Accordingly, our algorithm now reads
\begin{eqnarray*}
x_{n+1} &=& x_n+h*v_n, \\
v_{n+1} &=& v_n+h*\left[ \frac{D}{m}v_n^2-\frac{GM}{x_n^2} \right] .
\end{eqnarray*}

Let us specify the following initial conditions and step size:
$$
t_0=0,~~x(t_0)=x_0=7000.0\,\mathrm{km},~~v(t_0)=v_0
=0\,\mathrm{m/s},~~h=0.001\,\mathrm{s}.
$$
We could now iterate the above equations until the particle hits the ground, i.e. until
$x=R_\mathrm{Earth}$, where $R_\mathrm{Earth}$ is the radius of Earth. This occurs in finite time
both in reality and in our code.

Moreover, the particle would also reach $x=0$ in finite time, given the above equations, while the speed grows to infinity. However, the code would crash well before $x$ approaches zero due to the speed reaching very large values.

**Note**: The governing equation actually changes when $|x|<R$.

Therefore, we need to be careful with our numerical solution procedure. This goes to show that it is often very useful to understand the physical problem under consideration when solving its governing equations numerically.

Let us integrate until $t_N=100\,\mathrm{s}$, equivalent to $N=10^5$ time steps.
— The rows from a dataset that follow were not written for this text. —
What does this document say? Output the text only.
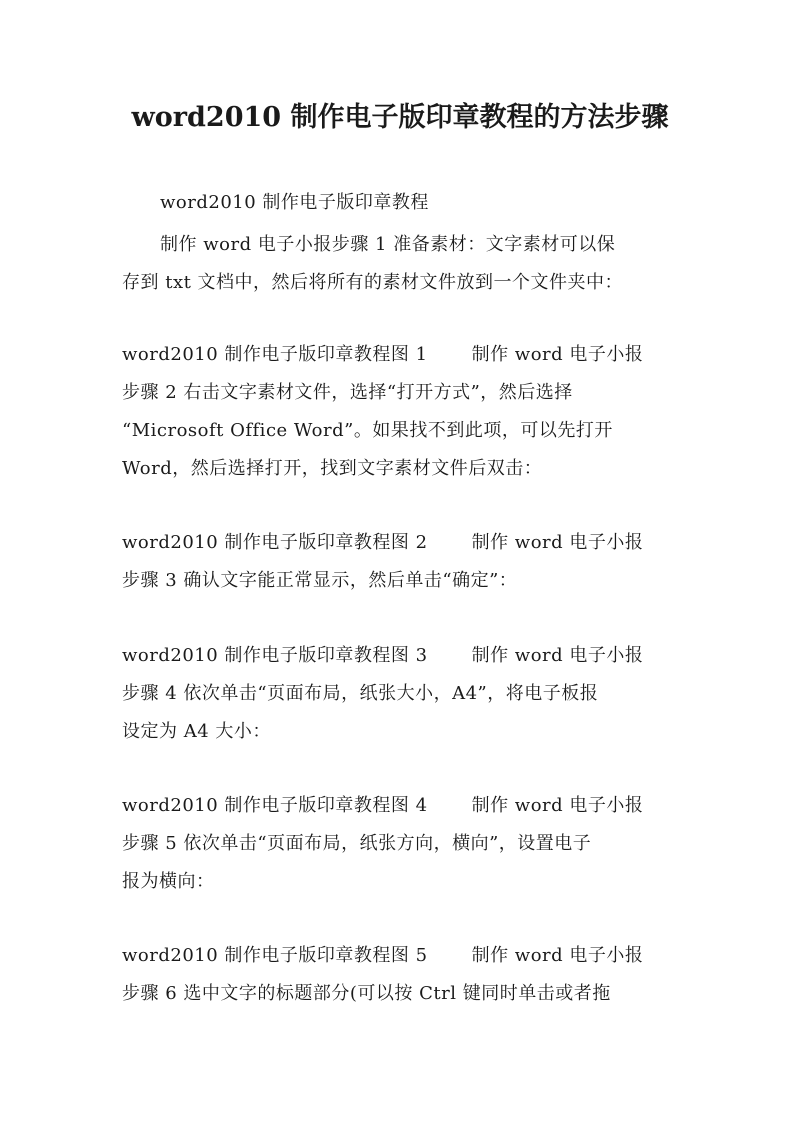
word2010 制作电子版印章教程的方法步骤
word2010 制作电子版印章教程
制作 word 电子小报步骤 1 准备素材：文字素材可以保
存到 txt 文档中，然后将所有的素材文件放到一个文件夹中：
word2010 制作电子版印章教程图 1 制作 word 电子小报
步骤 2 右击文字素材文件，选择“打开方式”，然后选择
“Microsoft Office Word”。如果找不到此项，可以先打开
Word，然后选择打开，找到文字素材文件后双击：
word2010 制作电子版印章教程图 2 制作 word 电子小报
步骤 3 确认文字能正常显示，然后单击“确定”：
word2010 制作电子版印章教程图 3 制作 word 电子小报
步骤 4 依次单击“页面布局，纸张大小，A4”，将电子板报
设定为 A4 大小：
word2010 制作电子版印章教程图 4 制作 word 电子小报
步骤 5 依次单击“页面布局，纸张方向，横向”，设置电子
报为横向：
word2010 制作电子版印章教程图 5 制作 word 电子小报
步骤 6 选中文字的标题部分(可以按 Ctrl 键同时单击或者拖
As it turns out, the particle does not reach the ground by $t=t_N$.

In [4]:

```
G = 6.67300e-11 # gravitational constant
M = 5.97219e24 # mass of Earth
D = 0.0025 # drag coefficient
m = 1.0 # mass of particle
N = 100000 # number of steps
h = 0.001 # step size
# initial values
t_0 = 0.0
x_0 = 7.0e6
v_0 = 0.0
t = np.zeros(N+1)
x = np.zeros(N+1)
v = np.zeros(N+1)
t[0] = t_0
x[0] = x_0
v[0] = v_0
for n in range(N):
# Euler's method
x_new = x[n] + h*v[n]
v_new = v[n] + h*((D/m)*v[n]**2-G*m*M/x[n]**2)
t[n+1] = t[n] + h
x[n+1] = x_new
v[n+1] = v_new
plt.figure()
plt.plot(t,x) # plotting the position vs. time: x(t)
plt.xlabel(r'$t$')
plt.ylabel(r'$x(t)$')
plt.grid()
plt.figure()
plt.plot(t,v) # plotting the velocity vs. time: v(t)
plt.xlabel(r'$t$')
plt.ylabel(r'$v(t)$')
plt.grid();
```

What do you observe? What happens if you choose $x_0=10000.0\,\mathrm{km}$ as your initial height?
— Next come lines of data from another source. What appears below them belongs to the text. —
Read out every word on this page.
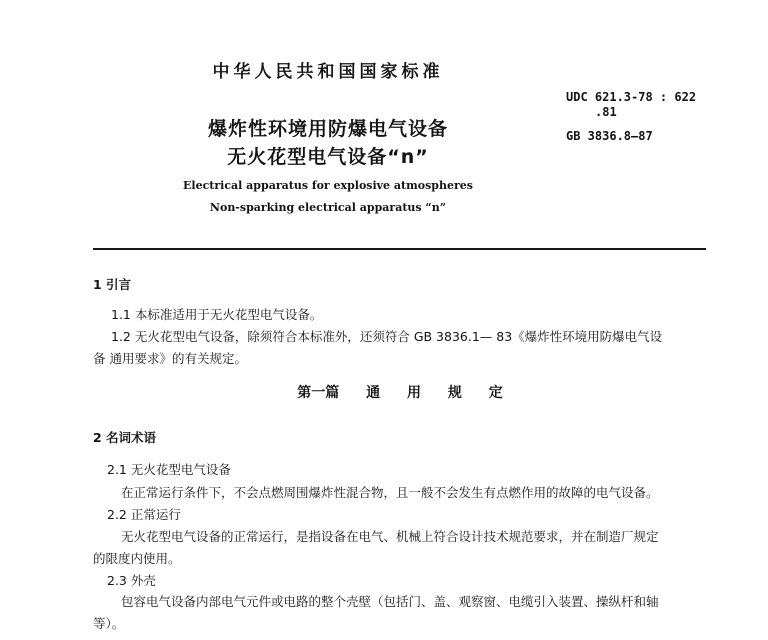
中华人民共和国国家标准
爆炸性环境用防爆电气设备
无火花型电气设备“n”
Electrical apparatus for explosive atmospheres
Non-sparking electrical apparatus “n”
UDC 621.3-78 : 622
.81
GB 3836.8—87
1 引言
1.1 本标准适用于无火花型电气设备。
1.2 无火花型电气设备，除须符合本标准外，还须符合 GB 3836.1— 83《爆炸性环境用防爆电气设
备 通用要求》的有关规定。
第一篇 通 用 规 定
2 名词术语
2.1 无火花型电气设备
在正常运行条件下，不会点燃周围爆炸性混合物，且一般不会发生有点燃作用的故障的电气设备。
2.2 正常运行
无火花型电气设备的正常运行，是指设备在电气、机械上符合设计技术规范要求，并在制造厂规定
的限度内使用。
2.3 外壳
包容电气设备内部电气元件或电路的整个壳壁（包括门、盖、观察窗、电缆引入装置、操纵杆和轴
等）。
We have learned how to use Euler’s method to solve first-order and second-order ODEs numerically. It is the simplest method in this context and very easy to implement. However:

- There are more precise methods for solving ODEs.
- There are more stable methods for solving ODEs.

Notwithstanding these issues, Euler’s method is often useful: it is easy to use (the coding is less error prone); it can provide a helpful first impression of the solution; modern-day computer power makes computational expense less of an issue. Simply put, sometimes it is sufficient.